Menshevik Bolshevik greetings and welcome to my journal!

A lot of you don't really know who I am so I thought I'd share a little background information. Here goes:

The name's Trotsky--Leon Trotsky.

I became a Trotskyite in 1896. Later I worked with Lenin on Iskra in 1902. I broke with Lenin, whom I characterized as "the leader of the reactionary wing," the next year over the nature of the revolutionary party (i.e., Lenin's What Is To Be Done?) and aligned myself with the Menshevik faction of the Russian Social Democratic Labor Party. I broke with the Mensheviks in 1904 and tried during the next decade to reunite the factions of the RSDLP but was opposed by Lenin and Stalin. In the 1905 revolution, I was the leader of the St. Petersburg Soviet and developed the theory of Permanent Revolution.
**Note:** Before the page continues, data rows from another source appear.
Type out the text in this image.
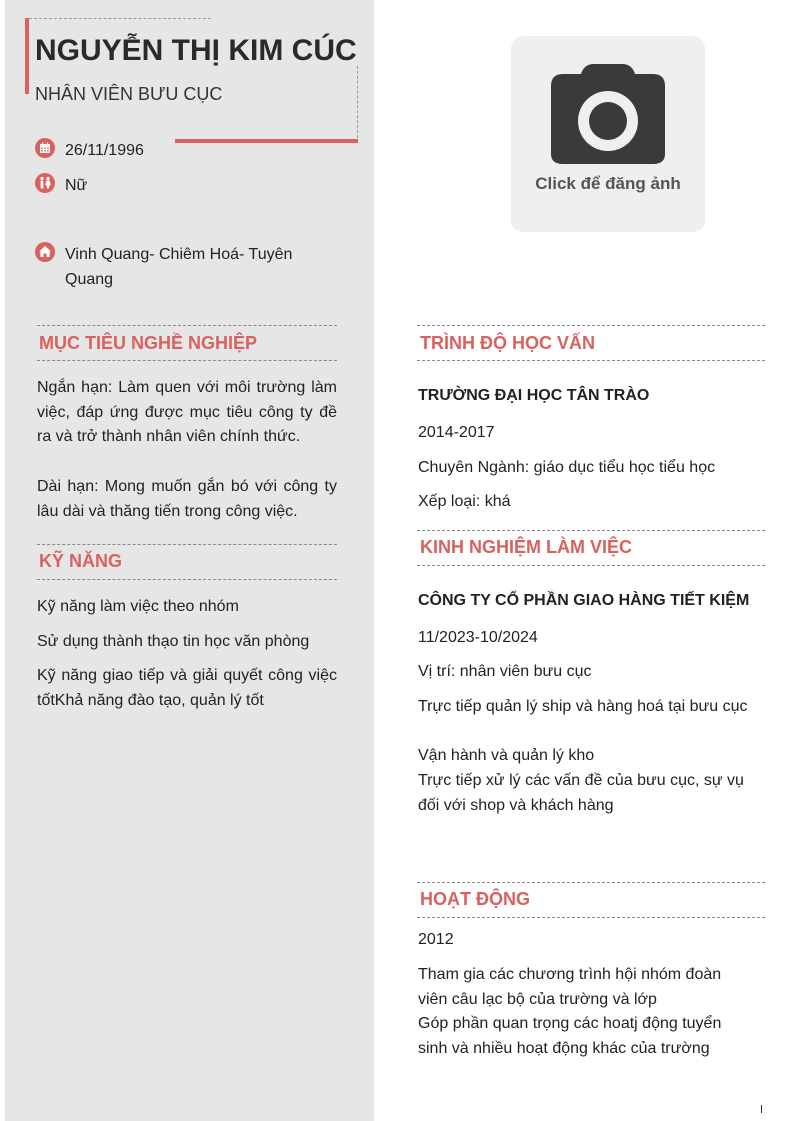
NGUYỄN THỊ KIM CÚC
NHÂN VIÊN BƯU CỤC
26/11/1996
Nữ
Vinh Quang- Chiêm Hoá- Tuyên
Quang
Click để đăng ảnh
MỤC TIÊU NGHỀ NGHIỆP
Ngắn hạn: Làm quen với môi trường làm việc, đáp ứng được mục tiêu công ty đề ra và trở thành nhân viên chính thức.
Dài hạn: Mong muốn gắn bó với công ty lâu dài và thăng tiến trong công việc.
KỸ NĂNG
Kỹ năng làm việc theo nhóm
Sử dụng thành thạo tin học văn phòng
Kỹ năng giao tiếp và giải quyết công việc tốtKhả năng đào tạo, quản lý tốt
TRÌNH ĐỘ HỌC VẤN
TRƯỜNG ĐẠI HỌC TÂN TRÀO
2014-2017
Chuyên Ngành: giáo dục tiểu học tiểu học
Xếp loại: khá
KINH NGHIỆM LÀM VIỆC
CÔNG TY CỔ PHẦN GIAO HÀNG TIẾT KIỆM
11/2023-10/2024
Vị trí: nhân viên bưu cục
Trực tiếp quản lý ship và hàng hoá tại bưu cục
Vận hành và quản lý kho
Trực tiếp xử lý các vấn đề của bưu cục, sự vụ đối với shop và khách hàng
HOẠT ĐỘNG
2012
Tham gia các chương trình hội nhóm đoàn viên câu lạc bộ của trường và lớp
Góp phần quan trọng các hoatj động tuyển sinh và nhiều hoạt động khác của trường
In 1915 I wrote the Zimmerwald manifesto against the war but strongly opposed Lenin's revolutionary defeatism.

In 1917 Lenin was talking some shit and called me a "wavering" "social patriot" to Kollantai. I joined the Bolshevik Party late that summer after Lenin refused to follow my "advice" that he turn himself into the pigs and it became painfully clear to me that the Bolsheviks were about to seize countrywide state power. I was elected to its central committee. Finally, my ass-kissing factionalism was beginning to pay off!!! Shortly thereafter I helped take credit for organizing the October Revolution which I'd opposed just a few months earlier.

My first government post in the R.S.F.S.R. was as commissar of foreign affairs. Immediately, on my first mission to sign a peace treaty with Germany, I refused to follow Lenin's simple instructions which resulted in my country being forced to grant even more concessions to the Kaiser. In 1918 I became commissar of war, wore a uniform and gave a few speeches. It became eminently clear that I didn't know shit about military strategy while Stalin and Voroshilov led it to many victories during the civil war and imperialist intervention.

In 1923 I formed the "Left" Opposition thus proving Lenin's characterization of me as an "unrepentant factionalist." For the ensuing decade I battled the vast majority of the Party and was rejected time and time again. I was expelled from the Communist Party and the Comintern, and exiled to Turkey in 1927. In 1933 I gave up my efforts to reform the Comintern and called for the creation of a new International. I viewed my work on behalf of the Fourth International as the most important of my life. Just Google "Fourth International" to see how much we've accomplished since!

Here's me testing my new webcam (summer solstice gift from Chen Tu-hsiu, hehe):



Yeah, that's me. It's kinda a bad pic, but oh well!